Rationalization #38A “Mercy for Miscreants” in part states:
“Advocates of this rationalization are prone to say things like “Move on!”, “Let it go,” and “Stop beating a dead horse.” Unethical people count on this: their persistent unethical conduct wears us out. Nonetheless, The amount of criticism for actual wrongdoing should be directly and exactly proportional to the extent and seriousness of the wrongful acts.”
Those using this rationalization are making a direct appeal to the Julie Principle also. Whereas the Julie Principle applies to those who are “worn out” by a friend’s unethical or annoying conduct “just moving on”.
Rationalization #46 is the most obviously reliant upon the Julie Principle, “It’s Complicated” states in reference to Ray Rice’s fiancee making the ultimate Julie Principle excuse:
“Ray Rice’s fiancee will allow him to escape accountability for criminally assaulting her, thus putting herself and other women in mortal peril as well as encouraging similarly irresponsible and reckless conduct from similarly deluded and vulnerable women. It may be complicated, but its still wrong. If we don’t criticize people who do obviously wrongful, self-destructive, anti-social things, like marrying domestic abusers and allowing them to avoid the consequences of their actions, then such conduct appears to be acceptable in the eyes of society.”

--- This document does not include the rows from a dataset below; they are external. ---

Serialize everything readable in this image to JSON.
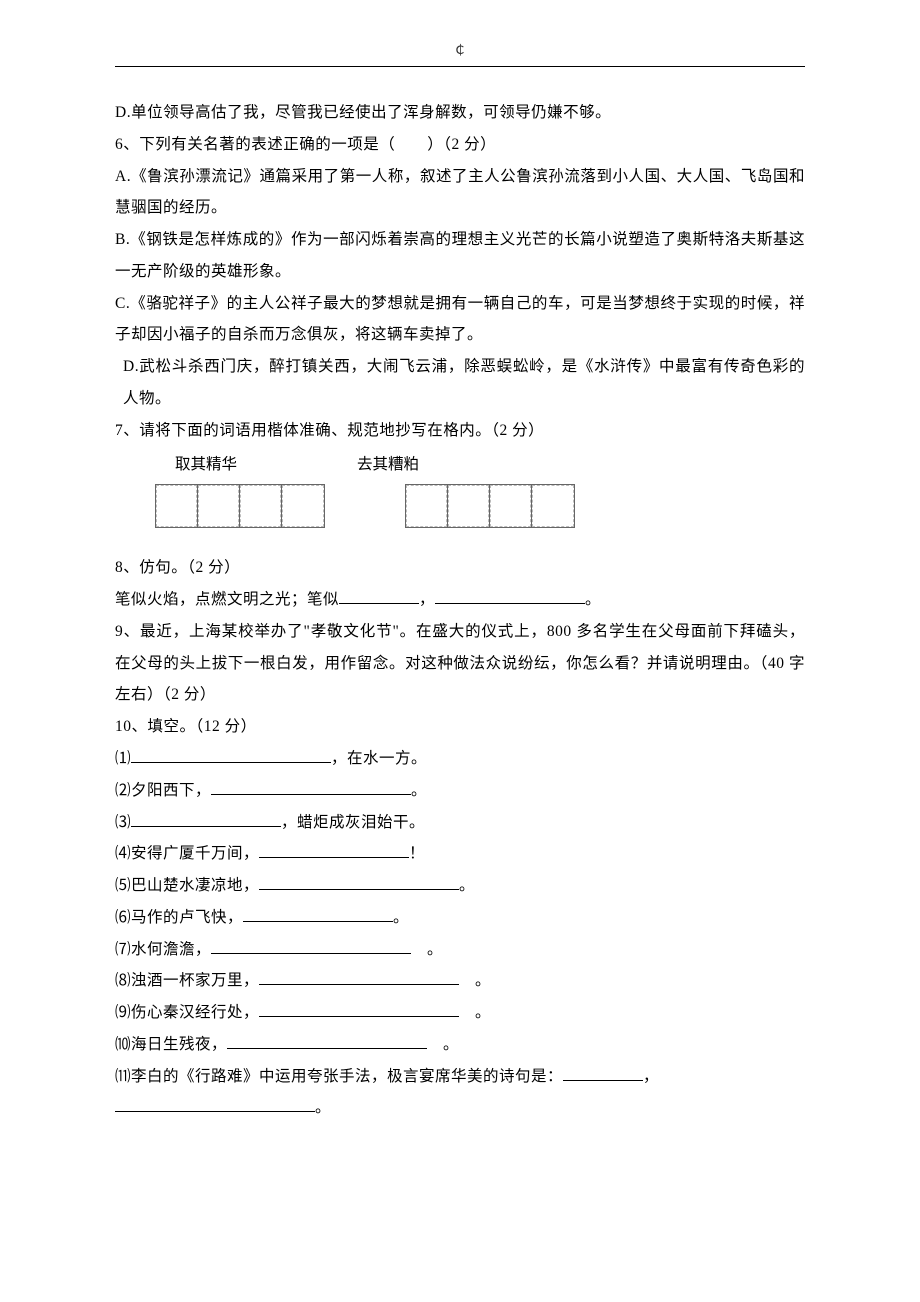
{
  "topMarker": "￠",
  "q5_d": "D.单位领导高估了我，尽管我已经使出了浑身解数，可领导仍嫌不够。",
  "q6": {
    "stem": "6、下列有关名著的表述正确的一项是（　　）（2 分）",
    "a": "A.《鲁滨孙漂流记》通篇采用了第一人称，叙述了主人公鲁滨孙流落到小人国、大人国、飞岛国和慧骃国的经历。",
    "b": "B.《钢铁是怎样炼成的》作为一部闪烁着崇高的理想主义光芒的长篇小说塑造了奥斯特洛夫斯基这一无产阶级的英雄形象。",
    "c": "C.《骆驼祥子》的主人公祥子最大的梦想就是拥有一辆自己的车，可是当梦想终于实现的时候，祥子却因小福子的自杀而万念俱灰，将这辆车卖掉了。",
    "d": "D.武松斗杀西门庆，醉打镇关西，大闹飞云浦，除恶蜈蚣岭，是《水浒传》中最富有传奇色彩的人物。"
  },
  "q7": {
    "stem": "7、请将下面的词语用楷体准确、规范地抄写在格内。（2 分）",
    "left": "取其精华",
    "right": "去其糟粕"
  },
  "q8": {
    "stem": "8、仿句。（2 分）",
    "body_prefix": "笔似火焰，点燃文明之光；笔似",
    "body_mid": "，",
    "body_suffix": "。"
  },
  "q9": {
    "text": "9、最近，上海某校举办了\"孝敬文化节\"。在盛大的仪式上，800 多名学生在父母面前下拜磕头，在父母的头上拔下一根白发，用作留念。对这种做法众说纷纭，你怎么看？并请说明理由。（40 字左右）（2 分）"
  },
  "q10": {
    "stem": "10、填空。（12 分）",
    "items": [
      {
        "prefix": "⑴",
        "before": "",
        "after": "，在水一方。",
        "blank": "long"
      },
      {
        "prefix": "⑵",
        "before": "夕阳西下，",
        "after": "。",
        "blank": "long"
      },
      {
        "prefix": "⑶",
        "before": "",
        "after": "，蜡炬成灰泪始干。",
        "blank": "med"
      },
      {
        "prefix": "⑷",
        "before": "安得广厦千万间，",
        "after": "！",
        "blank": "med"
      },
      {
        "prefix": "⑸",
        "before": "巴山楚水凄凉地，",
        "after": "。",
        "blank": "long"
      },
      {
        "prefix": "⑹",
        "before": "马作的卢飞快，",
        "after": "。",
        "blank": "med"
      },
      {
        "prefix": "⑺",
        "before": "水何澹澹，",
        "after": "　。",
        "blank": "long"
      },
      {
        "prefix": "⑻",
        "before": "浊酒一杯家万里，",
        "after": "　。",
        "blank": "long"
      },
      {
        "prefix": "⑼",
        "before": "伤心秦汉经行处，",
        "after": "　。",
        "blank": "long"
      },
      {
        "prefix": "⑽",
        "before": "海日生残夜，",
        "after": "　。",
        "blank": "long"
      }
    ],
    "item11_prefix": "⑾",
    "item11_text": "李白的《行路难》中运用夸张手法，极言宴席华美的诗句是：",
    "item11_mid": "，",
    "item11_end": "。"
  }
}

The Julie Principle is 100% driven by Cognitive Dissonance and Ethics Accounting. We value our friendships and relationships because of what they do for our base needs for community. And we use that value to diminish the negatives that they also bring to the table. If this is valid, as the Julie Principle posits, then the rationalizations are not rationalizations. However, the rationalizations all rely on two key things the Julie Principle doesn’t discuss:
1) The level of “bad” the friend engages in. At some point, such as in the Ray Rice episode – the Julie Principle excuse maker is being *too* merciful in light of unethical conduct.

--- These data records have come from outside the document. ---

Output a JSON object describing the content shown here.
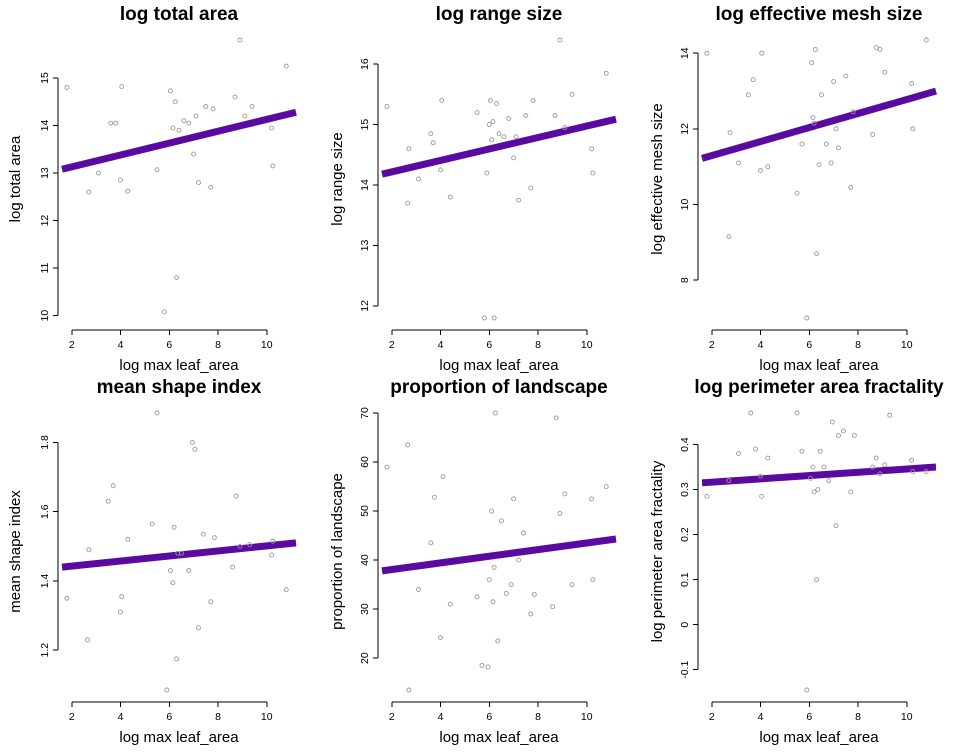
{
  "chart_data": [
    {
      "type": "scatter",
      "title": "log total area",
      "xlabel": "log max leaf_area",
      "ylabel": "log total area",
      "xlim": [
        1.6,
        11.2
      ],
      "ylim": [
        9.95,
        15.8
      ],
      "xticks": [
        2,
        4,
        6,
        8,
        10
      ],
      "yticks": [
        10,
        11,
        12,
        13,
        14,
        15
      ],
      "fit": {
        "x": [
          1.6,
          11.2
        ],
        "y": [
          13.08,
          14.28
        ]
      },
      "points": [
        [
          1.8,
          14.8
        ],
        [
          2.7,
          12.6
        ],
        [
          3.1,
          13.0
        ],
        [
          3.6,
          14.05
        ],
        [
          3.8,
          14.05
        ],
        [
          4.0,
          12.85
        ],
        [
          4.05,
          14.82
        ],
        [
          4.3,
          12.62
        ],
        [
          5.5,
          13.07
        ],
        [
          5.8,
          10.08
        ],
        [
          6.05,
          14.73
        ],
        [
          6.15,
          13.95
        ],
        [
          6.25,
          14.5
        ],
        [
          6.3,
          10.8
        ],
        [
          6.4,
          13.9
        ],
        [
          6.6,
          14.1
        ],
        [
          6.8,
          14.05
        ],
        [
          7.0,
          13.4
        ],
        [
          7.1,
          14.2
        ],
        [
          7.2,
          12.8
        ],
        [
          7.5,
          14.4
        ],
        [
          7.7,
          12.7
        ],
        [
          7.8,
          14.35
        ],
        [
          8.7,
          14.6
        ],
        [
          8.9,
          15.8
        ],
        [
          9.1,
          14.2
        ],
        [
          9.4,
          14.4
        ],
        [
          10.2,
          13.95
        ],
        [
          10.25,
          13.15
        ],
        [
          10.8,
          15.25
        ]
      ]
    },
    {
      "type": "scatter",
      "title": "log range size",
      "xlabel": "log max leaf_area",
      "ylabel": "log range size",
      "xlim": [
        1.6,
        11.2
      ],
      "ylim": [
        11.8,
        16.4
      ],
      "xticks": [
        2,
        4,
        6,
        8,
        10
      ],
      "yticks": [
        12,
        13,
        14,
        15,
        16
      ],
      "fit": {
        "x": [
          1.6,
          11.2
        ],
        "y": [
          14.18,
          15.09
        ]
      },
      "points": [
        [
          1.8,
          15.3
        ],
        [
          2.65,
          13.7
        ],
        [
          2.7,
          14.6
        ],
        [
          3.1,
          14.1
        ],
        [
          3.6,
          14.85
        ],
        [
          3.7,
          14.7
        ],
        [
          4.0,
          14.25
        ],
        [
          4.05,
          15.4
        ],
        [
          4.4,
          13.8
        ],
        [
          5.5,
          15.2
        ],
        [
          5.8,
          11.8
        ],
        [
          5.9,
          14.2
        ],
        [
          6.0,
          15.0
        ],
        [
          6.05,
          15.4
        ],
        [
          6.1,
          14.75
        ],
        [
          6.15,
          15.05
        ],
        [
          6.2,
          11.8
        ],
        [
          6.3,
          15.35
        ],
        [
          6.4,
          14.85
        ],
        [
          6.6,
          14.8
        ],
        [
          6.8,
          15.1
        ],
        [
          7.0,
          14.45
        ],
        [
          7.1,
          14.8
        ],
        [
          7.2,
          13.75
        ],
        [
          7.5,
          15.15
        ],
        [
          7.7,
          13.95
        ],
        [
          7.8,
          15.4
        ],
        [
          8.7,
          15.15
        ],
        [
          8.9,
          16.4
        ],
        [
          9.1,
          14.95
        ],
        [
          9.4,
          15.5
        ],
        [
          10.2,
          14.6
        ],
        [
          10.25,
          14.2
        ],
        [
          10.8,
          15.85
        ]
      ]
    },
    {
      "type": "scatter",
      "title": "log effective mesh size",
      "xlabel": "log max leaf_area",
      "ylabel": "log effective mesh size",
      "xlim": [
        1.6,
        11.2
      ],
      "ylim": [
        7.0,
        14.35
      ],
      "xticks": [
        2,
        4,
        6,
        8,
        10
      ],
      "yticks": [
        8,
        10,
        12,
        14
      ],
      "fit": {
        "x": [
          1.6,
          11.2
        ],
        "y": [
          11.22,
          13.0
        ]
      },
      "points": [
        [
          1.8,
          14.0
        ],
        [
          2.7,
          9.15
        ],
        [
          2.75,
          11.9
        ],
        [
          3.1,
          11.1
        ],
        [
          3.5,
          12.9
        ],
        [
          3.7,
          13.3
        ],
        [
          4.05,
          14.0
        ],
        [
          4.0,
          10.9
        ],
        [
          4.3,
          11.0
        ],
        [
          5.5,
          10.3
        ],
        [
          5.7,
          11.6
        ],
        [
          5.9,
          7.0
        ],
        [
          6.1,
          13.75
        ],
        [
          6.15,
          12.3
        ],
        [
          6.2,
          12.15
        ],
        [
          6.25,
          14.1
        ],
        [
          6.3,
          8.7
        ],
        [
          6.4,
          11.05
        ],
        [
          6.5,
          12.9
        ],
        [
          6.7,
          11.6
        ],
        [
          6.9,
          11.1
        ],
        [
          7.0,
          13.25
        ],
        [
          7.1,
          12.0
        ],
        [
          7.2,
          11.5
        ],
        [
          7.5,
          13.4
        ],
        [
          7.7,
          10.45
        ],
        [
          7.8,
          12.45
        ],
        [
          8.6,
          11.85
        ],
        [
          8.75,
          14.15
        ],
        [
          8.9,
          14.1
        ],
        [
          9.1,
          13.5
        ],
        [
          10.2,
          13.2
        ],
        [
          10.25,
          12.0
        ],
        [
          10.8,
          14.35
        ]
      ]
    },
    {
      "type": "scatter",
      "title": "mean shape index",
      "xlabel": "log max leaf_area",
      "ylabel": "mean shape index",
      "xlim": [
        1.6,
        11.2
      ],
      "ylim": [
        1.085,
        1.885
      ],
      "xticks": [
        2,
        4,
        6,
        8,
        10
      ],
      "yticks": [
        1.2,
        1.4,
        1.6,
        1.8
      ],
      "fit": {
        "x": [
          1.6,
          11.2
        ],
        "y": [
          1.44,
          1.51
        ]
      },
      "points": [
        [
          1.8,
          1.35
        ],
        [
          2.65,
          1.23
        ],
        [
          2.7,
          1.49
        ],
        [
          3.5,
          1.63
        ],
        [
          3.7,
          1.675
        ],
        [
          4.0,
          1.31
        ],
        [
          4.05,
          1.355
        ],
        [
          4.3,
          1.52
        ],
        [
          5.3,
          1.565
        ],
        [
          5.5,
          1.885
        ],
        [
          5.9,
          1.085
        ],
        [
          6.05,
          1.43
        ],
        [
          6.15,
          1.395
        ],
        [
          6.2,
          1.555
        ],
        [
          6.3,
          1.175
        ],
        [
          6.35,
          1.48
        ],
        [
          6.5,
          1.48
        ],
        [
          6.8,
          1.43
        ],
        [
          6.95,
          1.8
        ],
        [
          7.05,
          1.78
        ],
        [
          7.2,
          1.265
        ],
        [
          7.4,
          1.535
        ],
        [
          7.7,
          1.34
        ],
        [
          7.85,
          1.525
        ],
        [
          8.6,
          1.44
        ],
        [
          8.75,
          1.645
        ],
        [
          8.9,
          1.5
        ],
        [
          9.3,
          1.505
        ],
        [
          10.2,
          1.475
        ],
        [
          10.25,
          1.515
        ],
        [
          10.8,
          1.375
        ]
      ]
    },
    {
      "type": "scatter",
      "title": "proportion of landscape",
      "xlabel": "log max leaf_area",
      "ylabel": "proportion of landscape",
      "xlim": [
        1.6,
        11.2
      ],
      "ylim": [
        13.5,
        70.0
      ],
      "xticks": [
        2,
        4,
        6,
        8,
        10
      ],
      "yticks": [
        20,
        30,
        40,
        50,
        60,
        70
      ],
      "fit": {
        "x": [
          1.6,
          11.2
        ],
        "y": [
          37.8,
          44.3
        ]
      },
      "points": [
        [
          1.8,
          59.0
        ],
        [
          2.65,
          63.5
        ],
        [
          2.7,
          13.5
        ],
        [
          3.1,
          34.0
        ],
        [
          3.6,
          43.5
        ],
        [
          3.75,
          52.8
        ],
        [
          4.0,
          24.2
        ],
        [
          4.1,
          57.0
        ],
        [
          4.4,
          31.0
        ],
        [
          5.5,
          32.5
        ],
        [
          5.7,
          18.5
        ],
        [
          5.95,
          18.2
        ],
        [
          6.0,
          36.0
        ],
        [
          6.1,
          50.0
        ],
        [
          6.15,
          31.5
        ],
        [
          6.2,
          38.5
        ],
        [
          6.25,
          70.0
        ],
        [
          6.35,
          23.5
        ],
        [
          6.5,
          48.0
        ],
        [
          6.7,
          33.2
        ],
        [
          6.9,
          35.0
        ],
        [
          7.0,
          52.5
        ],
        [
          7.2,
          40.0
        ],
        [
          7.4,
          45.5
        ],
        [
          7.7,
          29.0
        ],
        [
          7.85,
          33.0
        ],
        [
          8.6,
          30.5
        ],
        [
          8.75,
          69.0
        ],
        [
          8.9,
          49.5
        ],
        [
          9.1,
          53.5
        ],
        [
          9.4,
          35.0
        ],
        [
          10.2,
          52.5
        ],
        [
          10.25,
          36.0
        ],
        [
          10.8,
          55.0
        ]
      ]
    },
    {
      "type": "scatter",
      "title": "log perimeter area fractality",
      "xlabel": "log max leaf_area",
      "ylabel": "log perimeter area fractality",
      "xlim": [
        1.6,
        11.2
      ],
      "ylim": [
        -0.145,
        0.47
      ],
      "xticks": [
        2,
        4,
        6,
        8,
        10
      ],
      "yticks": [
        -0.1,
        0.0,
        0.1,
        0.2,
        0.3,
        0.4
      ],
      "fit": {
        "x": [
          1.6,
          11.2
        ],
        "y": [
          0.315,
          0.35
        ]
      },
      "points": [
        [
          1.8,
          0.285
        ],
        [
          2.7,
          0.32
        ],
        [
          3.1,
          0.38
        ],
        [
          3.6,
          0.47
        ],
        [
          3.8,
          0.39
        ],
        [
          4.0,
          0.33
        ],
        [
          4.05,
          0.285
        ],
        [
          4.3,
          0.37
        ],
        [
          5.5,
          0.47
        ],
        [
          5.7,
          0.385
        ],
        [
          5.9,
          -0.145
        ],
        [
          6.05,
          0.325
        ],
        [
          6.15,
          0.35
        ],
        [
          6.2,
          0.295
        ],
        [
          6.3,
          0.1
        ],
        [
          6.35,
          0.3
        ],
        [
          6.45,
          0.385
        ],
        [
          6.6,
          0.35
        ],
        [
          6.8,
          0.32
        ],
        [
          6.95,
          0.45
        ],
        [
          7.1,
          0.22
        ],
        [
          7.2,
          0.42
        ],
        [
          7.4,
          0.43
        ],
        [
          7.7,
          0.295
        ],
        [
          7.85,
          0.42
        ],
        [
          8.6,
          0.35
        ],
        [
          8.75,
          0.37
        ],
        [
          8.9,
          0.335
        ],
        [
          9.1,
          0.355
        ],
        [
          9.3,
          0.465
        ],
        [
          10.2,
          0.365
        ],
        [
          10.25,
          0.34
        ],
        [
          10.8,
          0.34
        ]
      ]
    }
  ]
}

2) We are all obligated to try to correct unethical behavior, but the friend who applies the Julie Principle excuse to continue being friends with the unethical is at some point completely powerless in their effort to correct the behavior.
So, I think the Julie Principle has to be re-worded to address those aspects of *when* it’s “ok” to use the principle, versus when, as a matter of fact, a person is obligated to confront their friend/relationship who is in error.